In 1914, Dame Laura Knight (1877-1970) was living in Cornwall and enjoying the most fertile period of her career.
According to the Irish painter Norman Garstin she and her
husband Harold were absorbed in "a riot of sunshine of opulent
colour and sensuous gaiety." It was in that year that she painted
two portraits of the striking local redhead Dolly Henry.
In her autobiography, Oil Paint and Grease Paint, Knight recalled
coming home one day to find the sitter waiting for her in her
garden: "She looked herself a sunflower amongst the sunflowers. I
engaged her at once."
However, while they were working on this portrait titled Rose and
Gold, the sitter told Knight that she was terrified of a jealous
boyfriend, the painter John Curry who lived in Newlyn: "I know he
is going to try and kill me again. He has tried to do so before,"
Henry told Knight, but the painter confessed, "I thought she was
talking sensational nonsense".
A few weeks later she read a grim story in the daily paper: Curry
had found Dolly Henry, shot her and then shot himself. Both were
dead.
Curry, who attended the Slade School of Fine Art and had a wide
circle of artist friends including Augustus John, Mark Gertler,
Jacob Epstein and Frank Dobson, was a talented artist from
Newcastle-under-Lyme who gained a reputation as one of the most
promising artists of his generation but one who died too young to
make his name.
He met Dolly in 1911 when she was working as a model at a Regent
Street shop, and in 1912 they holidayed in Ostende with friends
including Gertler, many of whom painted her, but by 1914 the
relationship had disintegrated into violence and they
separated.
"We all got sick of her," said Augustus John. "She was an
attractive girl, or used to be when I knew her first, but she seems
to have deteriorated into a deceitful little bitch."

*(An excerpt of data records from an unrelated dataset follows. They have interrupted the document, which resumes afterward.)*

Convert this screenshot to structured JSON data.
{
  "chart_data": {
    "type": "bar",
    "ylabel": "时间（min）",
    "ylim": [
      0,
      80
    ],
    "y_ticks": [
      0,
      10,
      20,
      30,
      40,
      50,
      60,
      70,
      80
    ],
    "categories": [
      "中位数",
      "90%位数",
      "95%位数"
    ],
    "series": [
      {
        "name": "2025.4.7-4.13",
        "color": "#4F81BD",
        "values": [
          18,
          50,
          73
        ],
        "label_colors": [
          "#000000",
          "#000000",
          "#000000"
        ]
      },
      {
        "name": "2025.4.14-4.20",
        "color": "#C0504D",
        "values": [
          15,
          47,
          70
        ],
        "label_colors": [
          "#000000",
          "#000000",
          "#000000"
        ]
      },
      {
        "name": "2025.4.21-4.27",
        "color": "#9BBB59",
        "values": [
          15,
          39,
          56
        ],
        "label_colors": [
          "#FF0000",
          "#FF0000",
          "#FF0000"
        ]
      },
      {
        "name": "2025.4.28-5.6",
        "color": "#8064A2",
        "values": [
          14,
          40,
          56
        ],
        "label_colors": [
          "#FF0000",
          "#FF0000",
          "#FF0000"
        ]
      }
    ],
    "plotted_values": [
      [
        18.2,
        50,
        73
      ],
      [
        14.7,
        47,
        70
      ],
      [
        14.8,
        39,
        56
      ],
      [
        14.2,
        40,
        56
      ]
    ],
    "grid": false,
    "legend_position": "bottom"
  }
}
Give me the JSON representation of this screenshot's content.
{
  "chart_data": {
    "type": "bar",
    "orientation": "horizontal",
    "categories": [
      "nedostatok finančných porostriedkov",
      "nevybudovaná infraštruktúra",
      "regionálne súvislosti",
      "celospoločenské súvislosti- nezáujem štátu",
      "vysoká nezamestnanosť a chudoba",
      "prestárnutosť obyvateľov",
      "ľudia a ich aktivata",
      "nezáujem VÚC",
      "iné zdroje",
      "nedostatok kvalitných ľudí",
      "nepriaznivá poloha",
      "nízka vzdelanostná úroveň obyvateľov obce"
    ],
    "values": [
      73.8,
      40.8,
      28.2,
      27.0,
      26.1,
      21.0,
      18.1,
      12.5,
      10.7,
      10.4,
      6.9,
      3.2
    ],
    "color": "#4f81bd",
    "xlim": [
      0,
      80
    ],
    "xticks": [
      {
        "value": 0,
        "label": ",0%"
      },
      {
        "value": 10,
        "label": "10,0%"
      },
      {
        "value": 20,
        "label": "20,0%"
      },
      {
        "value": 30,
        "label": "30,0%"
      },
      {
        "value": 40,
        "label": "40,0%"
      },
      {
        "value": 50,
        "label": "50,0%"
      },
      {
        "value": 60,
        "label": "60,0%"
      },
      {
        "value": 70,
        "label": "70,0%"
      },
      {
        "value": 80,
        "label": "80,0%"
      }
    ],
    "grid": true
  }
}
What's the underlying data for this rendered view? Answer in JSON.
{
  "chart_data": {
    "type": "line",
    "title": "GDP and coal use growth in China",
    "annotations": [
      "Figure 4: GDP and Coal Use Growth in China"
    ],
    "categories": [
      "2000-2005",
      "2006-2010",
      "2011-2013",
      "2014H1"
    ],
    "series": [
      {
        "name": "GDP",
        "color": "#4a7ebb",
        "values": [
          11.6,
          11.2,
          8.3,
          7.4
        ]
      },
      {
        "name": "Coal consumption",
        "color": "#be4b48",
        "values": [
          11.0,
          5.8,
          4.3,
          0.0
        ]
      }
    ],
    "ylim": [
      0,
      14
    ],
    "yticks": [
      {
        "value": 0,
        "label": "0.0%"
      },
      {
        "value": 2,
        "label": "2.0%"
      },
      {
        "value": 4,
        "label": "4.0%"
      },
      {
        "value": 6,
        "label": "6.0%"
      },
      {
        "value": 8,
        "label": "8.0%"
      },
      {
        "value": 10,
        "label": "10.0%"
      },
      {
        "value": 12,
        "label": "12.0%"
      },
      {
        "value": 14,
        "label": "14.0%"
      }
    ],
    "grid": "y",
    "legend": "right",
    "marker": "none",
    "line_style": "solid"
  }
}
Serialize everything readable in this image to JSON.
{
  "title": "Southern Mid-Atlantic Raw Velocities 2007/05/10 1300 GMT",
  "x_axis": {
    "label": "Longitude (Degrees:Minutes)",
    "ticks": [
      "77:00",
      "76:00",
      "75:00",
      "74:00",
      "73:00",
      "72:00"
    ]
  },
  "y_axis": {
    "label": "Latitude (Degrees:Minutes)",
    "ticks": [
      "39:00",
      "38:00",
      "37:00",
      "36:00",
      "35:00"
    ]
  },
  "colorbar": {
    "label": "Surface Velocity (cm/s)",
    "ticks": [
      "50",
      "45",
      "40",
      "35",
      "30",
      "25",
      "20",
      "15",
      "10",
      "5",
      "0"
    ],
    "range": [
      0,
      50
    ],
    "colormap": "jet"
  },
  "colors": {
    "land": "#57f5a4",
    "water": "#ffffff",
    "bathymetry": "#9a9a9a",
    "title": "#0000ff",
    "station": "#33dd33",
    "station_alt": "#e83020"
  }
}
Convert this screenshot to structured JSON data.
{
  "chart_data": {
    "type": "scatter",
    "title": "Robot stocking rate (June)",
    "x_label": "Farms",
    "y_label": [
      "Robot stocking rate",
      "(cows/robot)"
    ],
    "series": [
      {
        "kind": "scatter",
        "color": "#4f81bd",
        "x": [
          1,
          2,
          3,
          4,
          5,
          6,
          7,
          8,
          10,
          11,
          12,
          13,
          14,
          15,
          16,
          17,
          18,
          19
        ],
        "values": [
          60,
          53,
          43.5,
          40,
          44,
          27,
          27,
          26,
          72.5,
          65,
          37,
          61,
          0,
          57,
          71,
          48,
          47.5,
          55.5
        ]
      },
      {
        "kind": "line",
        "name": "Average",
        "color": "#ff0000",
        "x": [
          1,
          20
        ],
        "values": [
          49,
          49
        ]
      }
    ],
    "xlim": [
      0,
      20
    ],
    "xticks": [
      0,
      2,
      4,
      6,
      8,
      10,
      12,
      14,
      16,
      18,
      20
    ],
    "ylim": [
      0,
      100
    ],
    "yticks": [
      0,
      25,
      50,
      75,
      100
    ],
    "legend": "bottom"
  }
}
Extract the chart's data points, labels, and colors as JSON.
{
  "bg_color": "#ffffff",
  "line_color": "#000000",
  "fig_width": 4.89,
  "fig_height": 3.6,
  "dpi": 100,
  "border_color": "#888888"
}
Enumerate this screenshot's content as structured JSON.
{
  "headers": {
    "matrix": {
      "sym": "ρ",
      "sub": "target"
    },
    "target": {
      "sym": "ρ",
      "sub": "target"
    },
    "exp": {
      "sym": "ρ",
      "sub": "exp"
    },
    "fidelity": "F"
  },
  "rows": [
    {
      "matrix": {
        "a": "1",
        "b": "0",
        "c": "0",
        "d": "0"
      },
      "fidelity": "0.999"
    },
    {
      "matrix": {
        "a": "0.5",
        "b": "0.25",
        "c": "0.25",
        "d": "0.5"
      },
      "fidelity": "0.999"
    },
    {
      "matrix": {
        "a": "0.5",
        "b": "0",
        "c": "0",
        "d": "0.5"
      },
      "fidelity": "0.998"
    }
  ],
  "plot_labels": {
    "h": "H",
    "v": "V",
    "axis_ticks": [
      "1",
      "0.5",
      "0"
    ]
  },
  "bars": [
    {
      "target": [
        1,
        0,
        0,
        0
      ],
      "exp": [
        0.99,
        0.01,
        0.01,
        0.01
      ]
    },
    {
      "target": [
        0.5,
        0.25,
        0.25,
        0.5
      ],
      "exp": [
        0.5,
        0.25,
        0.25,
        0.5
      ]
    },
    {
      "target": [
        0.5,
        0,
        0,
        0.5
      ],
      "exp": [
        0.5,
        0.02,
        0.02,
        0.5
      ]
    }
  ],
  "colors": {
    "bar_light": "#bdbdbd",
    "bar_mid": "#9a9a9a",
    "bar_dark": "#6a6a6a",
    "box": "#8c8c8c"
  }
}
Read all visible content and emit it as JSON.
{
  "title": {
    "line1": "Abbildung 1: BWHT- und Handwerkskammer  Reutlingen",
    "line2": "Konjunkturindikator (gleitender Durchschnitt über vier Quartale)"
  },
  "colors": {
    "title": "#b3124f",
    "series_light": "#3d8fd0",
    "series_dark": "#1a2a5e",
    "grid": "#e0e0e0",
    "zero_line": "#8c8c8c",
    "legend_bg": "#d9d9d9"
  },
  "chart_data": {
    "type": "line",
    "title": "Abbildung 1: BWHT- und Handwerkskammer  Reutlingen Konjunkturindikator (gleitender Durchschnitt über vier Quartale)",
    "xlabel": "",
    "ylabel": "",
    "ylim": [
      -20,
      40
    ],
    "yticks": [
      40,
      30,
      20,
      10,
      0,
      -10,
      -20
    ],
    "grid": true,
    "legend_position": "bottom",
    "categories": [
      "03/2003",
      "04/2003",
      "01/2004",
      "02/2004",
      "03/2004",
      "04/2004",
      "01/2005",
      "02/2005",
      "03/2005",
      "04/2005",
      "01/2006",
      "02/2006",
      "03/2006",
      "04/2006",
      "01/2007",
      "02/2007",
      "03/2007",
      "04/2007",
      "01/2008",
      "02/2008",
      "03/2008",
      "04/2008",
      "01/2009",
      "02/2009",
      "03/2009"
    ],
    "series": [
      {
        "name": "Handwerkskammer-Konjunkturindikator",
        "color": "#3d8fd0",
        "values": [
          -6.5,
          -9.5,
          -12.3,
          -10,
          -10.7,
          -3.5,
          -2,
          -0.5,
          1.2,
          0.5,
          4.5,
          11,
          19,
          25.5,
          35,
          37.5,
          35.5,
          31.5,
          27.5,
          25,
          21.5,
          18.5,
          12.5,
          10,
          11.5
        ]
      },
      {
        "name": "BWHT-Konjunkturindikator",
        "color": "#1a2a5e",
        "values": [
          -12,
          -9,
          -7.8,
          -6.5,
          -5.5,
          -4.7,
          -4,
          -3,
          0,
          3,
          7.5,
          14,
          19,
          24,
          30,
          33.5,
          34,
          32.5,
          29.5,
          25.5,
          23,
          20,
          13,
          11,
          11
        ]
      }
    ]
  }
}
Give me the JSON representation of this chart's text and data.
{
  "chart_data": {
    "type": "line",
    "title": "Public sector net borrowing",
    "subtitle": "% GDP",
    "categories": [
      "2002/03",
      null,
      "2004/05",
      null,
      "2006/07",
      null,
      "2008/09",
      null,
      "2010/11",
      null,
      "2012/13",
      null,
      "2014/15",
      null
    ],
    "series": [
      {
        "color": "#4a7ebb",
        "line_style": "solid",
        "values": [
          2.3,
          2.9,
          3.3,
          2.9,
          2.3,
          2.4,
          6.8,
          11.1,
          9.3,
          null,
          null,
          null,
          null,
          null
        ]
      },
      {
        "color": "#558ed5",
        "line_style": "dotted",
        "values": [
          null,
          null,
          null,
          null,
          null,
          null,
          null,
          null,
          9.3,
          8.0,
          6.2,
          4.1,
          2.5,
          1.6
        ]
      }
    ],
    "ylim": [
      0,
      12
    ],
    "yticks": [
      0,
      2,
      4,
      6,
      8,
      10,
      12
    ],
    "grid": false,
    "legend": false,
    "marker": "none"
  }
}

A letter from Curry to Dolly found in his flat after the murder
echoed the same sentiments: "Three months of suffering, of doubt
about your return, of torture and grief, and then this crazy
passion has wasted my strength and broken my will."
What the newspapers dubbed 'The Chelsea Crime' took place on
October 8, 1914.
Nearly 50 years after the incident, Dolly's brother contacted
Knight to ask if she had any record of his sister, and the artist
showed him Rose and Gold, which she had kept and was very fond of.
Knight's other more contemplative portrait of Dolly, Marsh Mallows,
sold at Sotheby's in December 1999 where it fetched a premium
inclusive £331,500, the record for a work by the artist.
Rose and Gold, sold from the artist's estate in July 1971, had
been bought by the Lincolnshire vendor for its sheer quality.
However, they suddenly became aware of its value and, in the face
of insurance costs, reluctantly consigned it to the sale of
Victorian and Traditionalist Pictures at Christie's on June
7.
It was estimated at £50,000-80,000, which the consigners worried
was too high, but after very strong interest mostly from collectors
it sold at £140,000 plus 20 per cent buyer's premium.
Christie's specialist Peter Browne said people responded to the
image first and foremost, and then the provenance. "It's a strong
portrait. Her gaze is very direct," he said.